Chatham threw his head back and a bellow of a laugh ripped from him. “You think I pinched the stones?” His shoulders jogged with mirth and tears sprang to his eyes. Then, as suddenly as the hysterics had begun, they ended.
He planted both hands palm down on the granite and stared across the hob at me, all good humour gone from his face. “Mate, that was worth the entry fee. But you’re done now.”
“Everyone thought Billy the Brick took ‘em and did a runner,” I said. “My guess is that the gang has spent the past twenty years waiting for Mr William Bryant to resurface so they could put him six feet under.”
“Except,” Caz joined in, “he was already six-ish feet under.”
Chatham frowned, his two huge dark brows pulling together. “Explain,” he said simply.
 
; “Check the papers,” I said, “or the BBC website.”
“Oh,” Caz brightened up, “did we make the BBC?”
“We did,” I said, sharing her pride at the achievement.
“Local or national?”
“Local,” I answered and watched as her excitement flickered.
“Ah well,” she said, “national next time.”
“We can only hope. See, the thing is, Charlie – may I call you Charlie?” Charlie said nothing, his frown now fighting with a look of bubbling outrage. “Charlie, I run a pub. In Southwark. And not long ago, someone found what was left of your mate – sorry, your theoretical mate – Billy Bryant.
“He’d been there since someone put a couple of bullets in him back in 1996. So he couldn’t have been the one to run off with the stones. And here, as I say, you are, sitting in a hugely expensive mansion.”
“Motherfucker,” Chatham snarled, but not at me. “Whichever of those bastards did this, I’ll tear them apart.

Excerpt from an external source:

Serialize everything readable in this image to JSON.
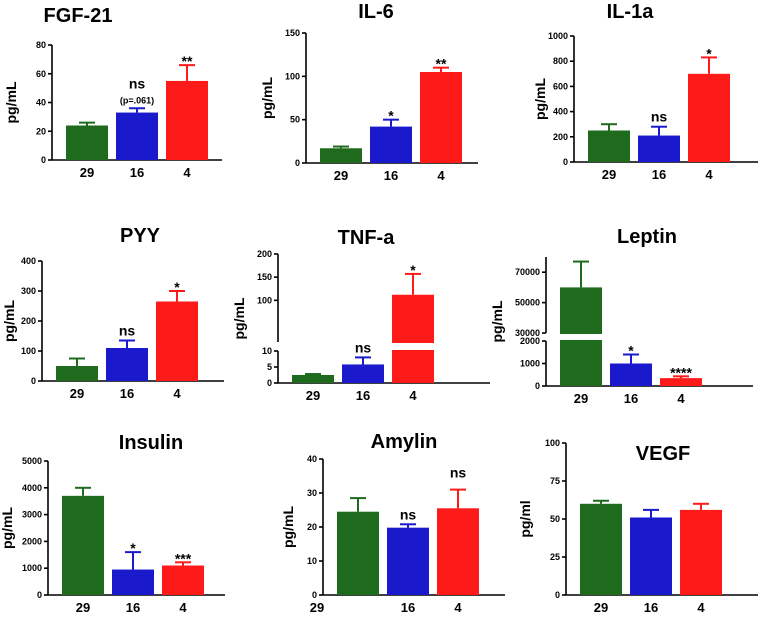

Wait,” he snapped out of whatever vengeance-filled reverie he’d been in and refocussed on Caz and me, “you think I did it?”
I gestured around the room. “It’s a nice place. Didn’t come cheap.”
“Fuck me,” he tilted his head back and roared with laughter, this time so hard that the extractor fan above his head vibrated along with him.
“Ah, mate,” he said, when the laughter had died down and only a few chuckles remained, “I made all of this legitimately. But nice try. You ever need a job, you should get in touch with the Inland Revenue. They’ve been trying that shit on me for years.”
“Legit?” I looked around.
“My nickname,” Chatham said, “used to be Charlie Chisel.”
“What? Like…” I mimed sniffing a line of blow and the Greek opposite shook his head.
“No, you stupid fucker, like…” and he mimed picking up a hammer and chisel and smashing away at a chunk of marble.
“I’m demolition. If you want it taking down, then I’m the one you call. Or called. I got bought out by one of the big multinationals about seven, eight years ago. Business was good already, but they paid me enough to never need to work again.”